W sieci całkiem niedawno pojawiły się już informacje na temat specyfikacji modelu K30, czy nawet zdjęcia, które mają potwierdzać jego nadchodzącą premierę. Jednak zanim przejdziemy do samego smartfona warto zwrócić uwagę na słowa Lei Jun’a, który obiecuje, że Xiaomi w 2020 roku wypuści przynajmniej 10 urządzeń wspierających standard 5G. A ten trend może zapoczątkować właśnie model K30 lub Mi 10T, bo najprawdopodobniej tak będzie się on nazywać na naszym rynku.

Pod względem specyfikacji trzeba rozważyć dwa główne warianty. Wszystko za sprawą tego, że K30 ma trafić do sprzedaży z obsługą 4G oraz 5G. Wersja 4G będzie działać na procesorze Snapdragon 730G, który już teraz zagrzał miejsce w takich smartfonach jak Mi Note 10 czy Oppo Reno2. Choć nie jest to flagowy układ doskonale sprawdza się w codziennych zadaniach czy nawet najbardziej wymagających grach.
Zaraz obok niego znajdzie się 6GB pamięci operacyjnej oraz 64GB miejsca na nasze dane. W tym wypadku będzie dostępnych raczej kilka wariantów pojemności, jak to zazwyczaj ma miejsce przy nowych konstrukcjach. W przypadku baterii nie powinniśmy mieć powodów do narzekań. Ogniwo o pojemności 4500 mAh ze wsparciem szybkiego ładowania 27W. Znacznie ciekawiej wygląda sytuacja w modelu wyposażonym w łączność 5G. Tam na pokładzie ma znaleźć się jeszcze nie zaprezentowany układ Snapdragon 735, który ma być zdolny do współpracy z modemami telefonii komórkowej nowej generacji. Wykonany w 7nm procesie technologicznym ma mieć swoją premierę już za kilka dni zaraz obok przyszłorocznego flagowego układu – Snapdragon 865.

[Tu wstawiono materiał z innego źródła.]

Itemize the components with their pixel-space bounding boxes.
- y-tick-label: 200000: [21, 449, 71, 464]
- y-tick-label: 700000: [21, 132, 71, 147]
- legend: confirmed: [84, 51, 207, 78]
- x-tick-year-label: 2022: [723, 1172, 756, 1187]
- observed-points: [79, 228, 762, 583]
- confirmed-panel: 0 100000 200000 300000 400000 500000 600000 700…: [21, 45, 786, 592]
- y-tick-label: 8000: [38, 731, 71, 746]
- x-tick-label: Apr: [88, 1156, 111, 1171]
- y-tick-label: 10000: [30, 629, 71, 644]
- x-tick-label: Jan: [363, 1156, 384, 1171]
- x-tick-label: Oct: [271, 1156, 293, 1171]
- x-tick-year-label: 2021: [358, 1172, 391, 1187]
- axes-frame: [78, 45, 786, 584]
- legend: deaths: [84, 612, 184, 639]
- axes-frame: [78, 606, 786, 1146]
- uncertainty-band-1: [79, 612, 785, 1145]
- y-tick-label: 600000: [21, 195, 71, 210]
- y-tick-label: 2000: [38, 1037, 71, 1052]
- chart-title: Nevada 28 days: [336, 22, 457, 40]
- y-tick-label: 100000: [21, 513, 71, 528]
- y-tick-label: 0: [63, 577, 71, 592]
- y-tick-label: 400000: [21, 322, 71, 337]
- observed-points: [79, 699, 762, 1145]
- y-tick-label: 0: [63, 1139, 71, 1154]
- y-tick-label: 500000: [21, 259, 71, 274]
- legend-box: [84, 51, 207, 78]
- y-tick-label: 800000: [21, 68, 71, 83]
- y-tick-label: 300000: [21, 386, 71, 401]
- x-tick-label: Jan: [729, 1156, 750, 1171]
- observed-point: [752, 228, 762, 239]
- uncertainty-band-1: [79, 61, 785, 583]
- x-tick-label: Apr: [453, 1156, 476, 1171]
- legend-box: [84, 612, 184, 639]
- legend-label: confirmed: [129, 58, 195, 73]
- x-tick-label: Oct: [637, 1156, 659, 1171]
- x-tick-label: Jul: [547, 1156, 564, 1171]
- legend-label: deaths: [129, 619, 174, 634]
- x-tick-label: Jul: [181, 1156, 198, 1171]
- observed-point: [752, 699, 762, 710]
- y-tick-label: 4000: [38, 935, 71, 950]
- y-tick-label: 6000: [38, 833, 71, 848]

Bateria w modelu 5G ma mieć pojemność 5000 mAh, a plotki mówią o ładowaniu o mocy nawet 66W (11V/6A). Do tych rewelacji jednak trzeba podchodzić z dużą rezerwą, choć Xiaomi już zarezerwowało smartfon, który ma wspierać właśnie takie ładowanie. Znacznie bardziej prawdopodobne jest zastosowanie ładowarki, która znalazła się w pudełku razem z modelem Mi Note 10 o mocy 30W.
Niezależnie od wersji zastosowany ekran ma mieć 6.66-cala wykonany w technologii LCD. Jego proporcje to rzadko spotykane 20:9, a rozdzielczość FullHD+ 2400 × 1080. Jednak najważniejszym elementem specyfikacji ekranu ma być jego częstotliwość odświeżania na poziomie 120 Hz. Gracze powinni szczególnie wyczekiwać tej premiery, bo może się okazać, że Mi 10T będzie, królem mobilnego budżetowego gamingu. Jednak ze względu na zastosowanie matrycy LCD w ekranie nie ukryto czytnika linii papilarnych. ten został przeniesiony na prawą krawędź.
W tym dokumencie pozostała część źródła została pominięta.